Going beyond differences in education systems, the author talks about the ways in which we build a support system for our children and the myths and stories we bring them up with, which form the backbone of our children’s value systems. This section has given me much to think about. What seeds of core Indian values do I want to sow in my children? Simultaneously, how do I instill in them the wonderful never-say-die American attitude, the creativity and free-thinking entrepreneurial spirit that characterize Western thinking? The book provides suggestions on raising children with a sense of extended family and community and tips to encourage a growth mindset in children.

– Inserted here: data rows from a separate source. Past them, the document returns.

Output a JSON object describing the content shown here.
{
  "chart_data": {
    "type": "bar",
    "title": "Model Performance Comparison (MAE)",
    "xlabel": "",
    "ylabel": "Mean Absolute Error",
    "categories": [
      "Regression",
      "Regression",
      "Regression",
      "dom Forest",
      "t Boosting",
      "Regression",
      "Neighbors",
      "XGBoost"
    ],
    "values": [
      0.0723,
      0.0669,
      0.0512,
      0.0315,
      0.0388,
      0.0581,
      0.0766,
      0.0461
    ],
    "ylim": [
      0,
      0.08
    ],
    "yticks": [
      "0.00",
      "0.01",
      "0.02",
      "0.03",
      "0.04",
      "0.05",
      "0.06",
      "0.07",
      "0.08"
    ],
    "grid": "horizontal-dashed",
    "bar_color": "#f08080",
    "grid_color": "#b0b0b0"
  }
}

I do wish though, that the author had offered solutions to the difficulties of inculcating a particular value system in one’s children when they are growing up in a society with a completely different set of beliefs and philosophies. 
I think every modern parent will relate to the section on the role of technology in our children’s lives and how to help them make the best of it without getting a harmful overdose. Finally, the author raises the all-important question of the true purpose of education. Is it to ensure that our children grow up equipped with twenty first century skills to become the best workers in a “knowledge and innovation” economy? Or is to teach our children “a deep love of knowledge and learning that becomes an end in itself, regardless of monetary outcomes?" Questions that all parents need to ponder and find answers to.
Beyond the Tiger Mom, East-West Parenting for the Global Age by Maya Thiagarajan is available on Amazon.
I received a complimentary copy of this book from Tuttle Publishing for review purposes. All views expressed here are my own.